The training method further include:

Using class label training dataset, only training weights full articulamentum and the full articulamentum of class label.

9. training method according to claim 7 or 8, which is characterized in that

The class label training dataset, content tab training dataset and the respective trained sample of subject matter label training dataset This quantity is different.

10. training method according to claim 7 or 8, which is characterized in that

For class label training dataset, random cropping is carried out to every class label training picture and goes out Local map, and by institute State the class label training picture size that is resized to of Local map, the Local map and class label training picture Constitute class label training sample；

For subject matter label training dataset, flip horizontal carried out to every subject matter label training picture, and by the subject matter mark Picture constitutes subject matter label training sample after signing training picture and flip horizontal；

For content tab training dataset, flip horizontal carried out to every content tab training picture, and by the content mark Sign picture constitution content label training sample after training picture and flip horizontal.

11. one kind is used for the recognition methods of paintings multi-tag characterized by comprising

The neural network that paintings picture was trained into input according to the method for any one of claim 7-10 exports in described Hold Tag Estimation probability, subject matter Tag Estimation probability and class label prediction probability.

12. recognition methods according to claim 11, which is characterized in that

Random interception amplification is carried out to the picture, the picture and amplified picture are inputted into the neural network, output The first predicted vector of class label；

The picture is inputted into the neural network trained, exports the second predicted vector of class label, subject matter Tag Estimation Vector sum content tab predicted vector；

The first predicted vector of class label and the second predicted vector of class label are subjected to sum-average arithmetic, it is average to obtain class label Vector；

Using in class label average vector by softmax function calculating after the highest class of numerical value as the class of the paintings Subject matter Tag Estimation vector sum content tab predicted vector is passed through sigmoid activation primitive, obtains institute by distinguishing label prediction probability State subject matter Tag Estimation probability and content tab prediction probability.

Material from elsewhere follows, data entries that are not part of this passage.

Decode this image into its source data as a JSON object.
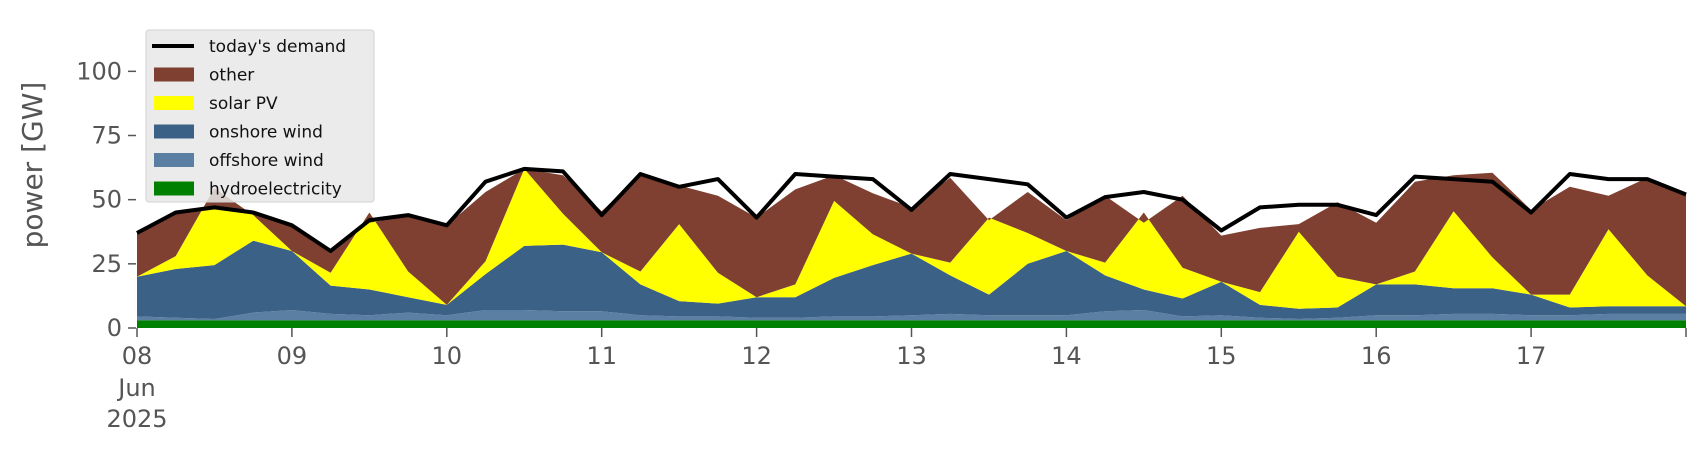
{
  "chart_data": {
    "type": "area",
    "title": "",
    "xlabel": "",
    "ylabel": "power [GW]",
    "ylim": [
      0,
      120
    ],
    "xlim": [
      "2025-06-08 00:00",
      "2025-06-18 00:00"
    ],
    "grid": false,
    "legend_position": "top-left",
    "y_ticks": [
      0,
      25,
      50,
      75,
      100
    ],
    "x_ticks": [
      {
        "date": "2025-06-08",
        "label": "08"
      },
      {
        "date": "2025-06-09",
        "label": "09"
      },
      {
        "date": "2025-06-10",
        "label": "10"
      },
      {
        "date": "2025-06-11",
        "label": "11"
      },
      {
        "date": "2025-06-12",
        "label": "12"
      },
      {
        "date": "2025-06-13",
        "label": "13"
      },
      {
        "date": "2025-06-14",
        "label": "14"
      },
      {
        "date": "2025-06-15",
        "label": "15"
      },
      {
        "date": "2025-06-16",
        "label": "16"
      },
      {
        "date": "2025-06-17",
        "label": "17"
      }
    ],
    "x_sublabels": [
      "Jun",
      "2025"
    ],
    "x": [
      "2025-06-08 00:00",
      "2025-06-08 06:00",
      "2025-06-08 12:00",
      "2025-06-08 18:00",
      "2025-06-09 00:00",
      "2025-06-09 06:00",
      "2025-06-09 12:00",
      "2025-06-09 18:00",
      "2025-06-10 00:00",
      "2025-06-10 06:00",
      "2025-06-10 12:00",
      "2025-06-10 18:00",
      "2025-06-11 00:00",
      "2025-06-11 06:00",
      "2025-06-11 12:00",
      "2025-06-11 18:00",
      "2025-06-12 00:00",
      "2025-06-12 06:00",
      "2025-06-12 12:00",
      "2025-06-12 18:00",
      "2025-06-13 00:00",
      "2025-06-13 06:00",
      "2025-06-13 12:00",
      "2025-06-13 18:00",
      "2025-06-14 00:00",
      "2025-06-14 06:00",
      "2025-06-14 12:00",
      "2025-06-14 18:00",
      "2025-06-15 00:00",
      "2025-06-15 06:00",
      "2025-06-15 12:00",
      "2025-06-15 18:00",
      "2025-06-16 00:00",
      "2025-06-16 06:00",
      "2025-06-16 12:00",
      "2025-06-16 18:00",
      "2025-06-17 00:00",
      "2025-06-17 06:00",
      "2025-06-17 12:00",
      "2025-06-17 18:00",
      "2025-06-18 00:00"
    ],
    "series": [
      {
        "name": "hydroelectricity",
        "color": "#008000",
        "values": [
          3,
          3,
          3,
          3,
          3,
          3,
          3,
          3,
          3,
          3,
          3,
          3,
          3,
          3,
          3,
          3,
          3,
          3,
          3,
          3,
          3,
          3,
          3,
          3,
          3,
          3,
          3,
          3,
          3,
          3,
          3,
          3,
          3,
          3,
          3,
          3,
          3,
          3,
          3,
          3,
          3
        ]
      },
      {
        "name": "offshore wind",
        "color": "#5b7fa3",
        "values": [
          1.5,
          1,
          0.5,
          3,
          4,
          2.5,
          2,
          3,
          2,
          4,
          4,
          3.5,
          3.5,
          2,
          1.5,
          1.5,
          1,
          1,
          1.5,
          1.5,
          2,
          2.5,
          2,
          2,
          2,
          3.5,
          4,
          1.5,
          2,
          1,
          0.5,
          1,
          2,
          2,
          2.5,
          2.5,
          2,
          2,
          2.5,
          2.5,
          2.5
        ]
      },
      {
        "name": "onshore wind",
        "color": "#3b6186",
        "values": [
          15.5,
          19,
          21,
          28,
          23,
          11,
          10,
          6,
          4,
          14,
          25,
          26,
          23,
          12,
          6,
          5,
          8,
          8,
          15,
          20,
          24,
          15,
          8,
          20,
          25,
          14,
          8,
          7,
          13,
          5,
          4,
          4,
          12,
          12,
          10,
          10,
          8,
          3,
          3,
          3,
          3
        ]
      },
      {
        "name": "solar PV",
        "color": "#ffff00",
        "values": [
          0,
          5,
          30,
          10,
          0,
          5,
          30,
          10,
          0,
          5,
          30,
          12,
          0,
          5,
          30,
          12,
          0,
          5,
          30,
          12,
          0,
          5,
          30,
          12,
          0,
          5,
          30,
          12,
          0,
          5,
          30,
          12,
          0,
          5,
          30,
          12,
          0,
          5,
          30,
          12,
          0
        ]
      },
      {
        "name": "other",
        "color": "#7f4032",
        "values": [
          17,
          17,
          -7,
          1,
          10,
          9,
          -4,
          22,
          31,
          27,
          0,
          15,
          16,
          38,
          15,
          30,
          31,
          37,
          10,
          16,
          18,
          33,
          -1,
          16,
          12,
          26,
          -4,
          28,
          18,
          25,
          3,
          29,
          24,
          35,
          14,
          33,
          33,
          42,
          13,
          38,
          44
        ]
      }
    ],
    "demand": {
      "name": "today's demand",
      "color": "#000000",
      "values": [
        37,
        45,
        47,
        45,
        40,
        30,
        42,
        44,
        40,
        57,
        62,
        61,
        44,
        60,
        55,
        58,
        43,
        60,
        59,
        58,
        46,
        60,
        58,
        56,
        43,
        51,
        53,
        50,
        38,
        47,
        48,
        48,
        44,
        59,
        58,
        57,
        45,
        60,
        58,
        58,
        52
      ]
    }
  }
}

13. a kind of computer readable storage medium, is stored thereon with computer program, which is characterized in that the program is by processor It is realized when execution:

Training method as described in any one of claim 7-10；Or

Recognition methods as described in claim 11 or 12.

14. a kind of computer equipment including memory, processor and stores the meter that can be run on a memory and on a processor Calculation machine program, which is characterized in that the processor is realized when executing described program:

Training method as described in any one of claim 7-10；Or

Recognition methods as described in claim 11 or 12.